A non-trival group $G$ can always be endowed with various distinct topologies making it a topological group. Two "universal choices" are the discrete topology and the indiscrete topology. See What is, exactly, a discrete group?.
However, you consider $G = \Bbb Q / \Bbb Z$ and emphasize that $\Bbb Q$ has the Euclidean topology. In that case the only reasonable topology on $G$ will be the quotient topology which is certainly not discrete.
The isomorphism $\Bbb Q / \Bbb Z \cong \bigoplus_p \Bbb Q_p / \Bbb Z_p$ is therefore only an algebraic isomorphism, not an isomorphism of topological groups.

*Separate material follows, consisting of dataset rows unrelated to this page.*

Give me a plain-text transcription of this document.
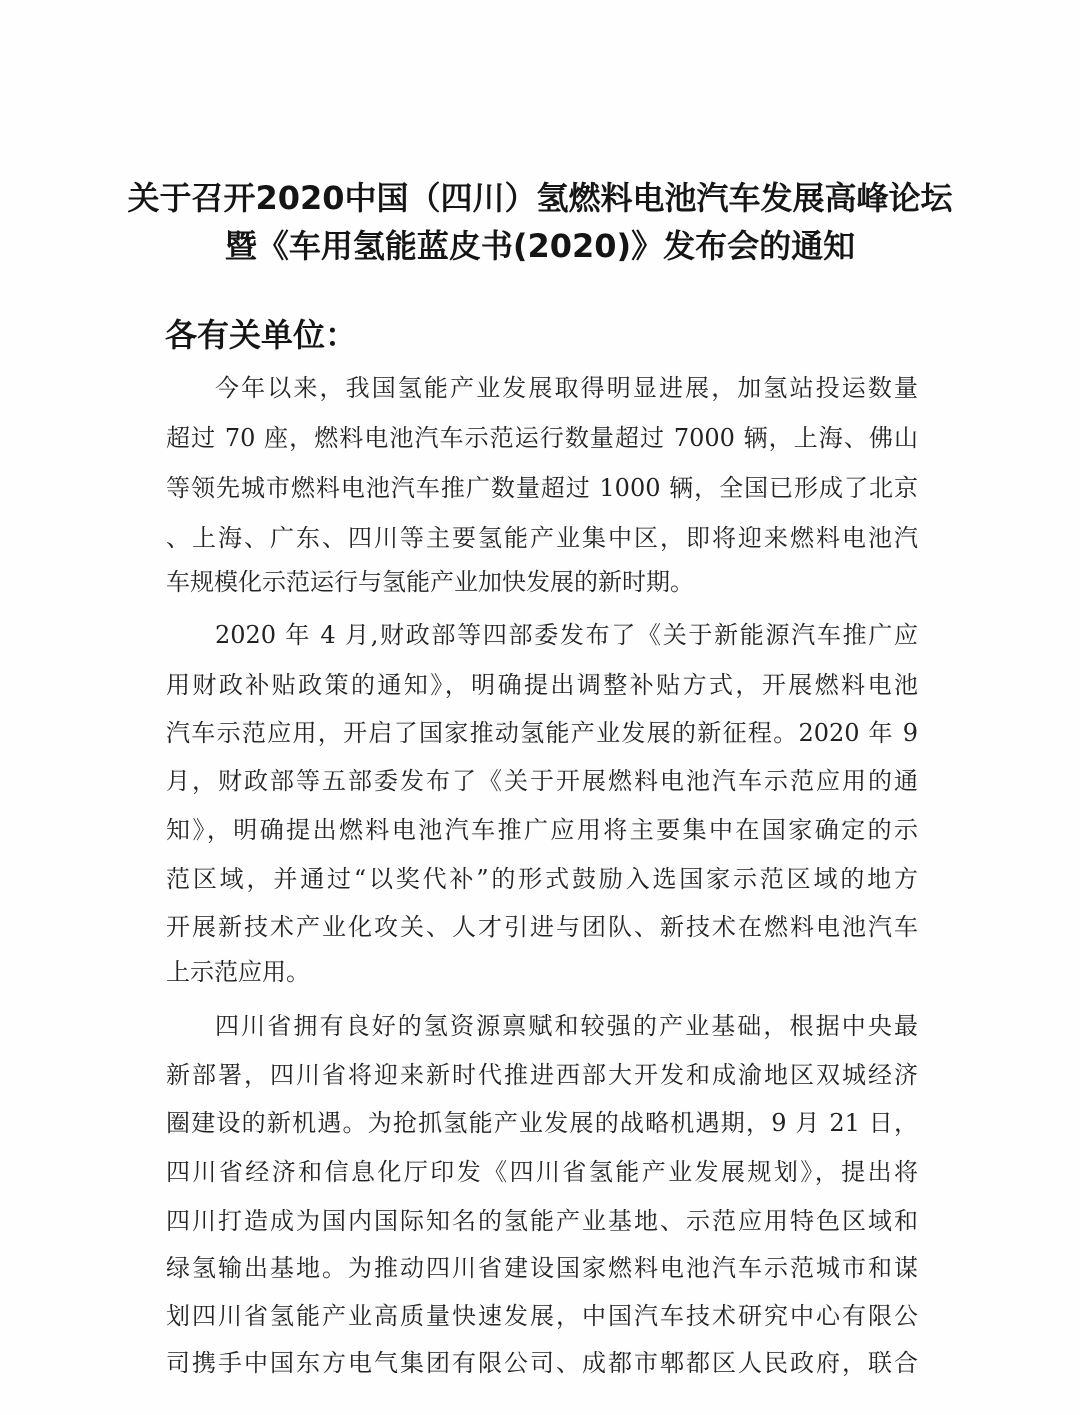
关于召开2020中国（四川）氢燃料电池汽车发展高峰论坛
暨《车用氢能蓝皮书(2020)》发布会的通知
各有关单位：
今年以来，我国氢能产业发展取得明显进展，加氢站投运数量
超过 70 座，燃料电池汽车示范运行数量超过 7000 辆，上海、佛山
等领先城市燃料电池汽车推广数量超过 1000 辆，全国已形成了北京
、上海、广东、四川等主要氢能产业集中区，即将迎来燃料电池汽
车规模化示范运行与氢能产业加快发展的新时期。
2020 年 4 月,财政部等四部委发布了《关于新能源汽车推广应
用财政补贴政策的通知》，明确提出调整补贴方式，开展燃料电池
汽车示范应用，开启了国家推动氢能产业发展的新征程。2020 年 9
月，财政部等五部委发布了《关于开展燃料电池汽车示范应用的通
知》，明确提出燃料电池汽车推广应用将主要集中在国家确定的示
范区域，并通过“以奖代补”的形式鼓励入选国家示范区域的地方
开展新技术产业化攻关、人才引进与团队、新技术在燃料电池汽车
上示范应用。
四川省拥有良好的氢资源禀赋和较强的产业基础，根据中央最
新部署，四川省将迎来新时代推进西部大开发和成渝地区双城经济
圈建设的新机遇。为抢抓氢能产业发展的战略机遇期，9 月 21 日，
四川省经济和信息化厅印发《四川省氢能产业发展规划》，提出将
四川打造成为国内国际知名的氢能产业基地、示范应用特色区域和
绿氢输出基地。为推动四川省建设国家燃料电池汽车示范城市和谋
划四川省氢能产业高质量快速发展，中国汽车技术研究中心有限公
司携手中国东方电气集团有限公司、成都市郫都区人民政府，联合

Edited: I just considered which topology is given to an infinite sum $\bigoplus_{\alpha \in A} G_\alpha$ of abelian topological groups. There are various approaches, see for example
Higgins, P. J. "Coproducts of topological Abelian groups." Journal of Algebra 44.1 (1977): 152-159.
https://core.ac.uk/download/pdf/82771298.pdf
Chasco, M. J., and X. Dominguez. "Topologies on the direct sum of topological abelian groups." Topology and its Applications 133.3 (2003): 209-223.
http://citeseerx.ist.psu.edu/viewdoc/download?doi=10.1.1.506.7942&rep=rep1&type=pdf
In my opinion the conclusion is that an infinite sum of discrete abelian topological groups is not given the discrete topology. Whether one of the "reasonable" topologies on $\bigoplus_p \Bbb Q_p / \Bbb Z_p$ makes it isomorphic as a topological group to $\Bbb Q / \Bbb Z$ is not known to me.